Fred R. Zinkann has made coins in Tantalum material which is a hard blue-coloured metal with a very high melting point, too expensive and difficult to work for coinage. Pewter originally is an alloy of tin with about 15% lead, and sometimes antimony and copper. Modern pewters are usually lead-free. The quantity/patterns of this coin were produced in the following below mentioned metals.
 
Metal Condition Pieces Year Weight Edge
           
Tin (Pewter) Proof 25 1987 5.0g Plain
Silver (.999Ag) Proof Piedfort 05 1987 8.5g Plain, incuse edge lettering
Silver (.999Ag) Proof 50 1987 16.0g Plain, incuse edge lettering
Tantalum (.995Ta) Proof 18 1987 10.0g Plain
Nickel-Silver (NiAg) restrike N/A 1987 (N/A) N/A Plain
Titanium (.999Ti) restrike 20 1987 (N/A) N/A Plain
Fred Richard Zinkann has produced / designed $10 1987 Commemorative coin of McMurdo. The diameter of the coin is 25.5 mm. The restrike coins have a diamaeter of 25mm.

Obverse: Antarctic landscape. McMurdo written on the base of the mountains. "1957-IGY-1987" indicates 30th Anniversary of International Geophysical Year. 

Reverse: Ice Crown "WHERE ALL DOMINIONS AND DIRECTIONS MEET THROUGH WIND AND ICE UMBRAGE" is written. "ANTARCTICA $10" is written in the lower center part of the coin. 

 
I purchased my Antarctica $10 1987 Tin (Pewter) plain edge coin directly from Fred R. Zinkann through his Ebay auction. He sells the coins via eBay, using the nom-de-plume “equillink”.
 
Probably in the end 2005, Fred minted some more of these coins in various metals using the same dies. I managed to grab one piece in .999Niobium, 3.5 grams with plain edge. It is 25 mm in diameter with 1.0 mm thick. Mintage of these coin in Niobium is believed to be 19.
 
Information on Niobium:

Symbol: Nb, Atomic Number: 41, Atomic Weight: 92.90638, Density: 8.57 g/cc, Melting Point: 2477 degrees C.

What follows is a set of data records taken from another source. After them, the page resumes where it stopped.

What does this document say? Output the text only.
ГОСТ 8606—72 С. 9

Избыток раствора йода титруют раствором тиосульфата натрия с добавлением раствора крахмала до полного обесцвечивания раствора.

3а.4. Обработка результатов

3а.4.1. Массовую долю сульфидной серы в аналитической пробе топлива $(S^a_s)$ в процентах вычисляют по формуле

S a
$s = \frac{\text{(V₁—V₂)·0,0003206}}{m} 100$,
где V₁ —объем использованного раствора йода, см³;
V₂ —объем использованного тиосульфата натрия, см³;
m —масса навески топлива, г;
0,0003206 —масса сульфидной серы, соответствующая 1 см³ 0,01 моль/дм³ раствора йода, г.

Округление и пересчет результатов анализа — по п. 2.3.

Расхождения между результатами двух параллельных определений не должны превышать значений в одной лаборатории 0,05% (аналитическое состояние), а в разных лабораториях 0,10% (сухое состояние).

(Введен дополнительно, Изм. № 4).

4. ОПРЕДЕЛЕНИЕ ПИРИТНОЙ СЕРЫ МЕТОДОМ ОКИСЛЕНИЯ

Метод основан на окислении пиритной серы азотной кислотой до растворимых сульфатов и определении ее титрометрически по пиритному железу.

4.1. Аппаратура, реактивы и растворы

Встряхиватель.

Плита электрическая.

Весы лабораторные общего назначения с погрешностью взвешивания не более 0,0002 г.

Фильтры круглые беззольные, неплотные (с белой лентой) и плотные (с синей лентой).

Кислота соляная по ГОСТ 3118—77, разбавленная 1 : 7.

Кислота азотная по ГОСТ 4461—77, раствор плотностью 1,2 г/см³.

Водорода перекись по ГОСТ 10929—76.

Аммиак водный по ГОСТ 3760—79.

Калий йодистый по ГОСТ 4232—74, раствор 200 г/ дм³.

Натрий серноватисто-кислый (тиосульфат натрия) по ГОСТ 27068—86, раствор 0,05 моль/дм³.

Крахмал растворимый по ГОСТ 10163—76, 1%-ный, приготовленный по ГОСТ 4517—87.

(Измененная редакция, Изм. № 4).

Niobium is a shiny silver-white metal which is ductile and stable in air at room temperature. The metal will slowly develop a bluish tinge when exposed to air for a long time, and will readily oxidize at temperatures above 200°C. Niobium is chemically similar to Tantalum and as a result these metals are difficult to separate from their ores. It has very good corrosion resistance to diluted acids and certain other corrosive chemicals however it is readily attacked by strong alkalis and hot concentrated acids.
Niobium is used extensively in alloys for corrosion resistance, and in alloys for nuclear reactors. It is also used in body piercing jewelry due to its bluish color. The metal was given it's current name in 1950, prior to that it was called Columbium, a name that industry sometimes still uses to identify the metal.